Kostkova et al. [28] examined sleep in 44 children with T1DM (without chronic complications, obesity/overweight or hypoglycaemia) and 60 controls (10–19 years of age) and how short-term metabolic control could affect sleep quality and SDB. Participants underwent PSG and CGM (for 4 days). There were no significant differences between the two groups in terms of total sleep duration and quality, percentage of sleep stages and respiratory parameters. However, a better short-term glycaemic control (average sensor glucose, AvgSG < 10 mmol/l, N = 18) was associated with significantly lower AHI: 0.3 (0–0.5) versus 0.6 (0.2–0.9) events/h, p < 0.05, compared with suboptimal short-term control (N = 26). The same was seen for respiratory arousal index: 0 (0–0.1) versus 0.2 (0–0.3), p < 0.019. Among participants with T1DM, one was diagnosed with OSAS and nine were diagnosed with mild central apnoea [28].

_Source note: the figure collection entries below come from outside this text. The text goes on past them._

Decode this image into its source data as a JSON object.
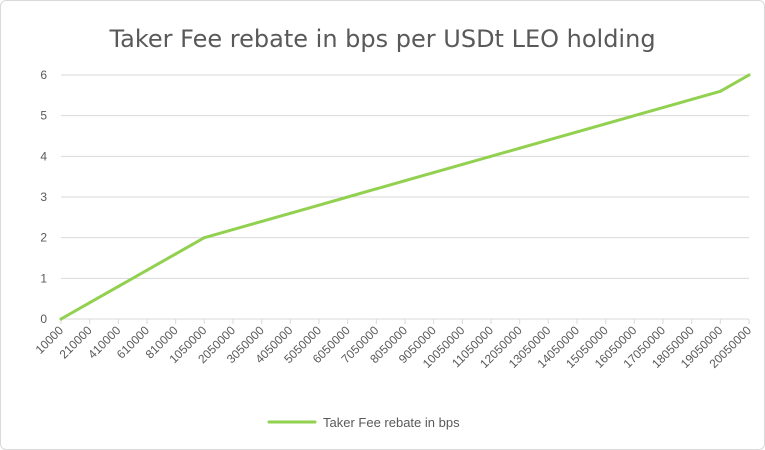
{
  "chart_data": {
    "type": "line",
    "title": "Taker Fee rebate in bps per USDt LEO holding",
    "xlabel": "",
    "ylabel": "",
    "x": [
      "10000",
      "210000",
      "410000",
      "610000",
      "810000",
      "1050000",
      "2050000",
      "3050000",
      "4050000",
      "5050000",
      "6050000",
      "7050000",
      "8050000",
      "9050000",
      "10050000",
      "11050000",
      "12050000",
      "13050000",
      "14050000",
      "15050000",
      "16050000",
      "17050000",
      "18050000",
      "19050000",
      "20050000"
    ],
    "series": [
      {
        "name": "Taker Fee rebate in bps",
        "color": "#92d050",
        "values": [
          0,
          0.4,
          0.8,
          1.2,
          1.6,
          2.0,
          2.2,
          2.4,
          2.6,
          2.8,
          3.0,
          3.2,
          3.4,
          3.6,
          3.8,
          4.0,
          4.2,
          4.4,
          4.6,
          4.8,
          5.0,
          5.2,
          5.4,
          5.6,
          6.0
        ]
      }
    ],
    "yticks": [
      "0",
      "1",
      "2",
      "3",
      "4",
      "5",
      "6"
    ],
    "ylim": [
      0,
      6
    ],
    "grid": true,
    "legend": "bottom",
    "gridColor": "#d9d9d9",
    "textColor": "#595959"
  }
}
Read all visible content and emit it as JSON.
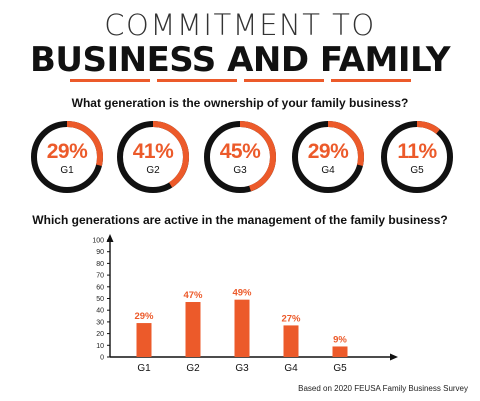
{
  "header": {
    "title_line1": "COMMITMENT TO",
    "title_line2": "BUSINESS AND FAMILY"
  },
  "ownership": {
    "question": "What generation is the ownership of your family business?",
    "items": [
      {
        "label": "G1",
        "percent_label": "29%",
        "value": 29
      },
      {
        "label": "G2",
        "percent_label": "41%",
        "value": 41
      },
      {
        "label": "G3",
        "percent_label": "45%",
        "value": 45
      },
      {
        "label": "G4",
        "percent_label": "29%",
        "value": 29
      },
      {
        "label": "G5",
        "percent_label": "11%",
        "value": 11
      }
    ]
  },
  "management": {
    "question": "Which generations are active in the management of the family business?"
  },
  "chart_data": [
    {
      "type": "pie",
      "title": "What generation is the ownership of your family business?",
      "categories": [
        "G1",
        "G2",
        "G3",
        "G4",
        "G5"
      ],
      "values": [
        29,
        41,
        45,
        29,
        11
      ]
    },
    {
      "type": "bar",
      "title": "Which generations are active in the management of the family business?",
      "categories": [
        "G1",
        "G2",
        "G3",
        "G4",
        "G5"
      ],
      "values": [
        29,
        47,
        49,
        27,
        9
      ],
      "data_labels": [
        "29%",
        "47%",
        "49%",
        "27%",
        "9%"
      ],
      "ylim": [
        0,
        100
      ],
      "yticks": [
        0,
        10,
        20,
        30,
        40,
        50,
        60,
        70,
        80,
        90,
        100
      ],
      "xlabel": "",
      "ylabel": "",
      "grid": false
    }
  ],
  "colors": {
    "accent": "#ec5a2a",
    "dark": "#111111"
  },
  "footer": {
    "source": "Based on 2020 FEUSA Family Business Survey"
  }
}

Basille et al. [29] assessed SDB and GV in T1DM participants in a single-centre study. In total, 46 adults with T1DM (25 men) with median age 42 (35–54) years and mean BMI 24.8 (23.0–28.9) kg/m2 underwent PSG and CGM during a night. Mild and moderate-to-severe SDB were defined as an AHI > 5/h and > 15/h, respectively. There was a high prevalence of SDB (37%). Participants with moderate-to-severe OSAS had a higher BMI and a longer DM duration compared with those with mild SDB or without SDB [29]. Moreover, participants with moderate-to-severe OSAS were not more symptomatic and did not have more GV or hypoglycaemic episodes. Finally, sleep disorders were not associated with above-target GV or with hypoglycaemic episodes [29]. On the basis of these findings, the authors proposed that people with T1DM who have a BMI ≥ 30 kg/m2 should be screened for SDB [29].